Sometimes he would talk about the old days, of his life and our family in Tacubaya, Mexico City. Other times he would talk to Roberto about going to a college or university.
“All of these people that you know here, work really hard. They bend their backs under the Sun. They work all day from sunup till after sundown. It is good honorable work. All work is honourable, but if you have a college education you will not have to work outside so much. You won’t have to work so hard and be weary all the time. If you can use your brains, you won’t have to use your back and grow old before your time.”
My father usually sat quietly and puffed away at his pipe. I looked up at him and wondered what he was thinking about. What do grown-ups think about? I am still trying to figure that one out myself. Maybe he was wondering what I was thinking about.
We watched the stars twinkle, and listened to the quiet of the night. We could hear the house noises inside, those of my mother and my sisters cleaning up after dinner. Then we heard the house get quiet again as they begin to settle down for the night.
I felt the sleepy feeling coming over me. I remember Roberto taken me inside and tossing me on the bed. I knew my father was still out there by the occasional cough and from the aroma of the pipe he was smoking wafting through the window. I fell asleep with the taste of his tobacco smoke still in my mouth.
I remember waking up to the sound of the walls shaking and the windows rattling. I sat up. A loud steady wind was beating against our house. I found my mom in the kitchen crying.
“Don’t be silly, woman! It is just the wind.” My father sounded like he was scolding her and I could see that his words were not making her feel any better. We could hear the wind whistling through the rafters and I thought the windows were going to break.
I saw that my father noticed me staring at them, so I made a funny face and pointed to my privates. We had an outhouse which we used most of the time but my parents had a chamber pot in their room where they slept. My father just gave me an understanding nod and I went in there and took care of business.
I got back and found Roberto looking out the window. Natalia and my other sisters were clinging to my mom. All of them were crying. My father shook his head in disgust and joined my brother in looking out the window. I looked too.

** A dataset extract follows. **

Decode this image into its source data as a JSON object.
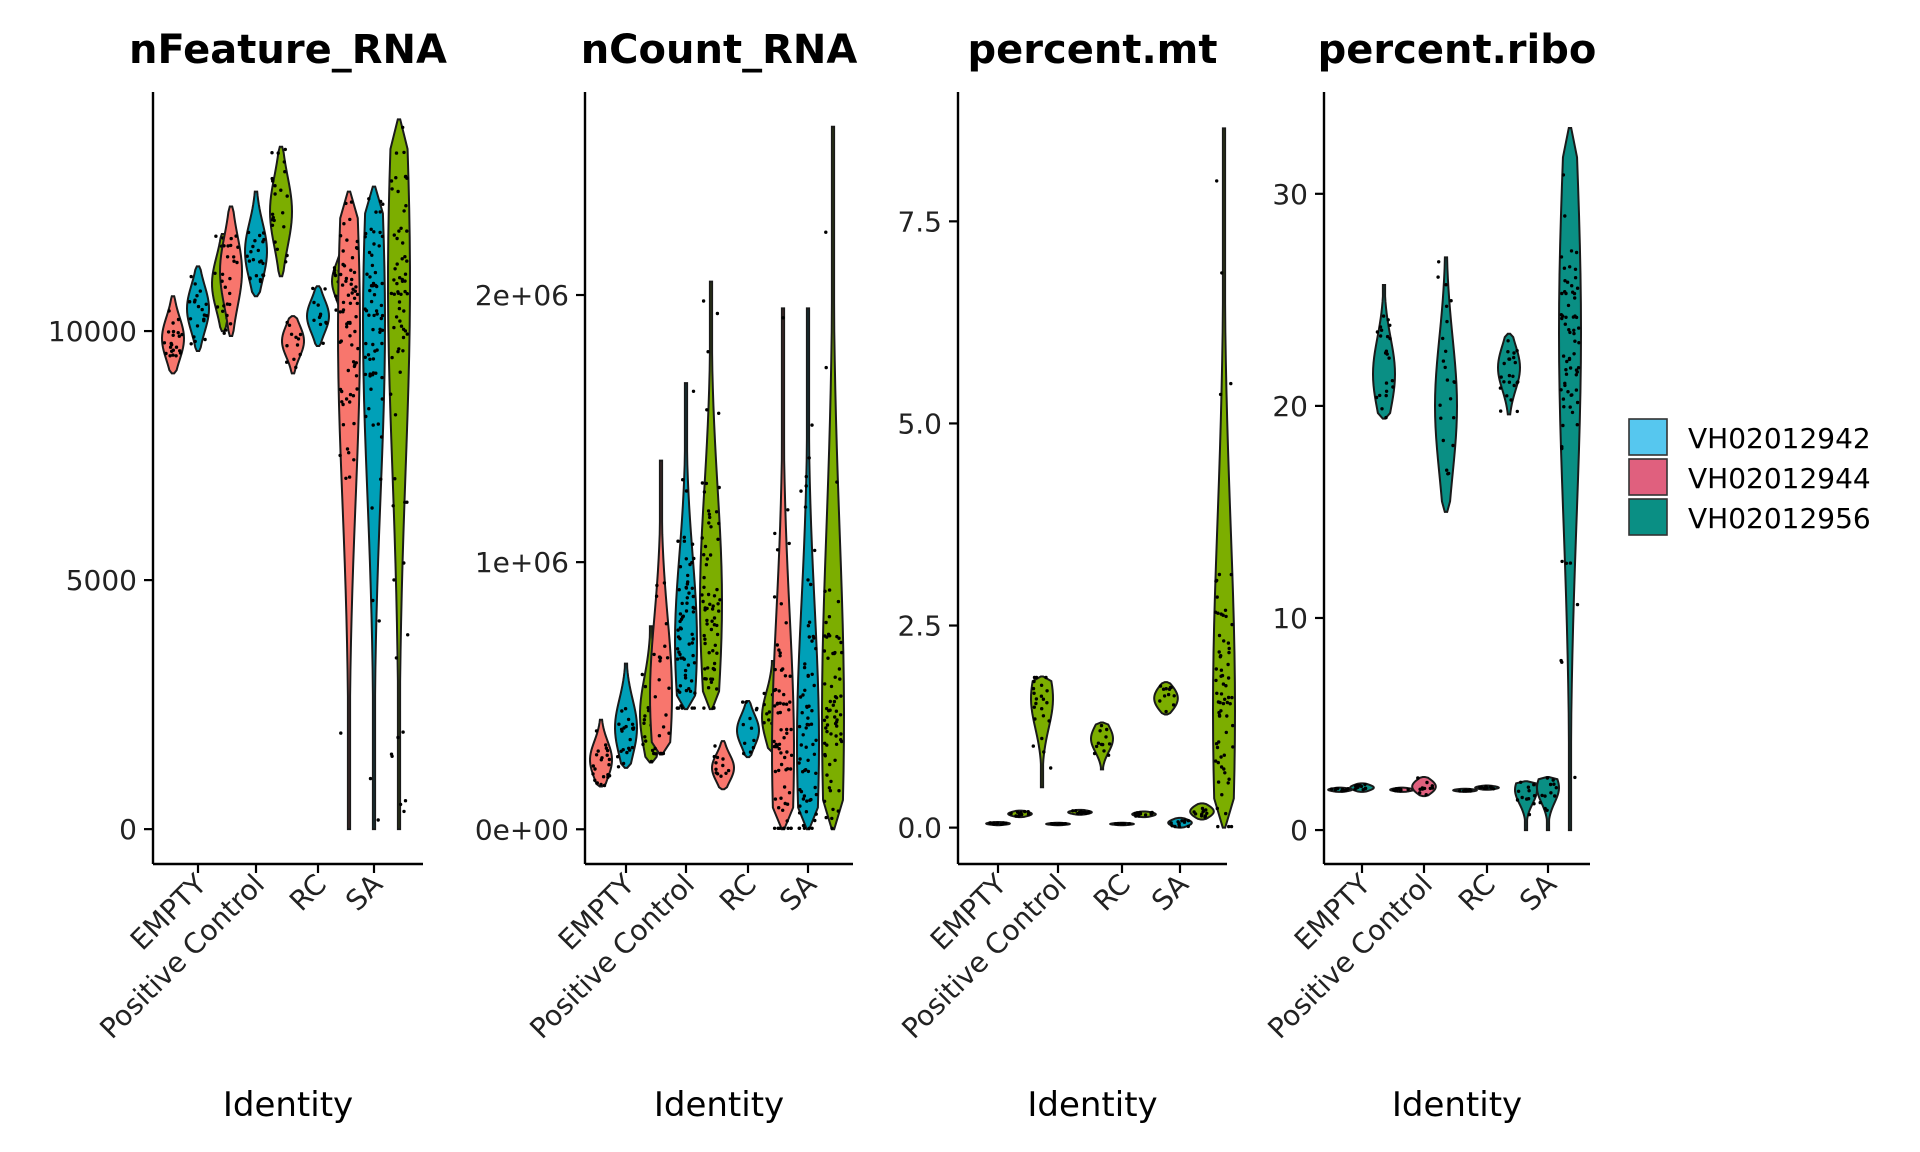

It was the dark of night and there was nothing to see but the blackness. We could hear the violent sound of the wind as it scoured the earth and shook and rattled our house. We began to smell the dust in the air.
There was nothing to look at except at my mom and sisters crying. I got bored with that and the big sleepy took me away to my bed. Eventually the big sleepy took the sounds of the wind away and I drifted into the night.
It was business as usual when I woke up. Roberto and my sisters had already gone to school. My father had already gone to work downtown. One of his jobs was that of the postmaster and he took care of the mail there in the government buildings. I still have some of the stamps that he cancelled by hand.
The wind was still blowing, but it was just a mild breeze. I looked around the house and saw that one side of our house had no paint. The wind and sand blew it away. The man that lived in the tent across the street now lived in the open-air. In fact he didn’t live anywhere, everything was gone. Even the wooden floor was gone. Down the block another neighbour had no roof. The whole top of the house was gone. There was a stove in the middle of the street. It was almost completely buried. Dogs were wandering around sniffing. All over our neighbourhood was littered with pieces of houses and furniture.
Our house was okay except for the paint job, but the inside of our house was completely covered with dust and I don’t think my mama ever got it entirely clean again.